Dee Wright Observatory at McKenzie Pass

Sisters, OR

Dee Wright Observatory is a stone structure built by the Civilian Conservation Corps in 1935 atop McKenzie Pass at 5,325 feet elevation. The observatory sits amid a vast lava field and has window openings aligned to frame 11 Cascade volcanic peaks. The surrounding lava flows from Yapoah Crater and Belknap Crater cover approximately 65 square miles.

Photography Guide

Best Time
golden hour
Crowds
Moderate
Shot Types
widelandscapedetail
Best Seasons
summerfall
Practical Tips
McKenzie Pass Highway 242 is a narrow, winding road typically open from late June through October and closed to large vehicles. The Lava River Interpretive Trail is a half-mile paved loop from the parking area.

Author's Comments

The road up Highway 242 is its own slow argument for being here. By the time you reach the pass, you have wound through enough forest and switchback to forget what the rest of Oregon looks like, and then the trees fall away and you are standing in the middle of a lava field that goes to the horizon in nearly every direction.
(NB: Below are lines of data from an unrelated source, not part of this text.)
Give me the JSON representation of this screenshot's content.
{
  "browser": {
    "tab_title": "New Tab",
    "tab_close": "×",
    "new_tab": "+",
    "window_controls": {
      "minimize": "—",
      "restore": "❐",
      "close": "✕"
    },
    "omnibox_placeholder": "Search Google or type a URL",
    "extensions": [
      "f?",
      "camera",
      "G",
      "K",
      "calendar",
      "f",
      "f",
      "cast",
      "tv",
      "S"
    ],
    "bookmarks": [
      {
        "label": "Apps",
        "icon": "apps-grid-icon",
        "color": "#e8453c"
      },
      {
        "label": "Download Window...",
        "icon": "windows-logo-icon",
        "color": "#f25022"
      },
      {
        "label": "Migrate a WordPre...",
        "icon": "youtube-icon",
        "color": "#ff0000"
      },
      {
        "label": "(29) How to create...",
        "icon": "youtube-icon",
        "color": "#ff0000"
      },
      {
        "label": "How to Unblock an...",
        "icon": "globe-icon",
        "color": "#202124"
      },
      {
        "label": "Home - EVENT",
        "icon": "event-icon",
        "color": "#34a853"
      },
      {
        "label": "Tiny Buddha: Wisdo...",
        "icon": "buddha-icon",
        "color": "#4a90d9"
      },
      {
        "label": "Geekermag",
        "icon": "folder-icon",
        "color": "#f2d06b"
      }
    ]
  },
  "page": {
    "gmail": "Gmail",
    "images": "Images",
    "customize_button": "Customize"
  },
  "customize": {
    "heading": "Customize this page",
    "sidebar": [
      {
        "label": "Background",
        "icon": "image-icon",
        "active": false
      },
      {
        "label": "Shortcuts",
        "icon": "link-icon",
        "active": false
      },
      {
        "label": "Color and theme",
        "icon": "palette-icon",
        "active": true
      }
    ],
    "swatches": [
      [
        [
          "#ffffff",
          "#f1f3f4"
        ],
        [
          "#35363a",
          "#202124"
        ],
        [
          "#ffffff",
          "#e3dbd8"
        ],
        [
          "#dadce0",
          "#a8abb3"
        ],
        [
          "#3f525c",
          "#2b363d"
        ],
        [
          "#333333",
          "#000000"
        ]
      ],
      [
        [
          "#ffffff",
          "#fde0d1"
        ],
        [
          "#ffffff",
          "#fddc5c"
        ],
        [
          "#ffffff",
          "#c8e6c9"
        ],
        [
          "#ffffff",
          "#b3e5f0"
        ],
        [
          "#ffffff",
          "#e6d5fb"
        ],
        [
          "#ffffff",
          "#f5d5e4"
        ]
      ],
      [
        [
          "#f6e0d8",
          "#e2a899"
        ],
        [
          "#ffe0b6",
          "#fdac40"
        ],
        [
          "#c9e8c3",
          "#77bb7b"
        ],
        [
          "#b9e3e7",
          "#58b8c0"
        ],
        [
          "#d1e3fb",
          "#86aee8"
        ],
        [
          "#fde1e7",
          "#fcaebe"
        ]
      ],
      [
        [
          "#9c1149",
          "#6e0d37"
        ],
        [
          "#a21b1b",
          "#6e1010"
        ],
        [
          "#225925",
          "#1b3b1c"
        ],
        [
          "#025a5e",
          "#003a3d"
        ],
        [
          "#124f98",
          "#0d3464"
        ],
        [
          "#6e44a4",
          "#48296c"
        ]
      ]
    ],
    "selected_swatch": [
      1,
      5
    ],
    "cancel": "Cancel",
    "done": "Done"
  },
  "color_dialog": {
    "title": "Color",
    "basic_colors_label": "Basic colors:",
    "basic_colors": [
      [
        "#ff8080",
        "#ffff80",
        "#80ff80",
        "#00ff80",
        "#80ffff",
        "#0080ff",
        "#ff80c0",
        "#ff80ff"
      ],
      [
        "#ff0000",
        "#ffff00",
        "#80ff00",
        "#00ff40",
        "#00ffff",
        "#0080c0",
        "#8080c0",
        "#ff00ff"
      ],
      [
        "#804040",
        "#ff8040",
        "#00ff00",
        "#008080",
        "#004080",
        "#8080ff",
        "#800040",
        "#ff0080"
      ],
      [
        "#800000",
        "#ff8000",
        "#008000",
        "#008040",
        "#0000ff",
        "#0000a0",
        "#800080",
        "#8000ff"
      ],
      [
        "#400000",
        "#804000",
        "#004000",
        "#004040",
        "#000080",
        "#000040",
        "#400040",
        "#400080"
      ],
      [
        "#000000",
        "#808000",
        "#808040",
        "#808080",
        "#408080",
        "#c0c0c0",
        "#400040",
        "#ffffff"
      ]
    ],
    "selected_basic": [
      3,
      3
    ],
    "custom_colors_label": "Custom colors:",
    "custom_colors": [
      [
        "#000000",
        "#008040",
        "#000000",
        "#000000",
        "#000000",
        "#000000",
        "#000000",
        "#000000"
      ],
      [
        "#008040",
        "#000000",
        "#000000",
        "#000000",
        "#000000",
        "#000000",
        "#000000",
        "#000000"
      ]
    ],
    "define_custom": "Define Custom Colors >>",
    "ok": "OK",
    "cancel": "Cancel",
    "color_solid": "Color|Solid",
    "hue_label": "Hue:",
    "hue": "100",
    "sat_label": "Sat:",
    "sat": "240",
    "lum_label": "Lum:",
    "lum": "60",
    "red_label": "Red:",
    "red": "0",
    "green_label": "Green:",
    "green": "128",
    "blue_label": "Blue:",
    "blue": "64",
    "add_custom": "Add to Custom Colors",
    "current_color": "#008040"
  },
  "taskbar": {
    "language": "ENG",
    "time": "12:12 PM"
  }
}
Sixty-five square miles of black rock. It does not entirely register at first. The observatory itself is a small stone hut built by the CCC in 1935, and the genius of it is the windows. Each opening frames a named peak. You walk a slow circle and the Cascades come to you one at a time - North Sister, Middle Sister, Mount Washington, Belknap, Black Butte, eleven in total if the air is clear. I prefer late August and early September, when the road has been open long enough to lose the early-season traffic and the haze from summer fires has not yet settled in. Some years that window is generous. Some years it closes in a week. Golden hour is the time. The lava goes from black to a kind of bruised purple, and the snow on the peaks holds light long after the field below has gone cool. The half-mile interpretive loop is worth walking even if you do not normally walk interpretive loops. The texture of the rock at close range is its own photograph - ropes and folds and broken edges that look almost wet in raking light. This is a place that rewards staying past sunset. The drive down in the dark is slow, but the sky up here, away from everything, is worth the patience.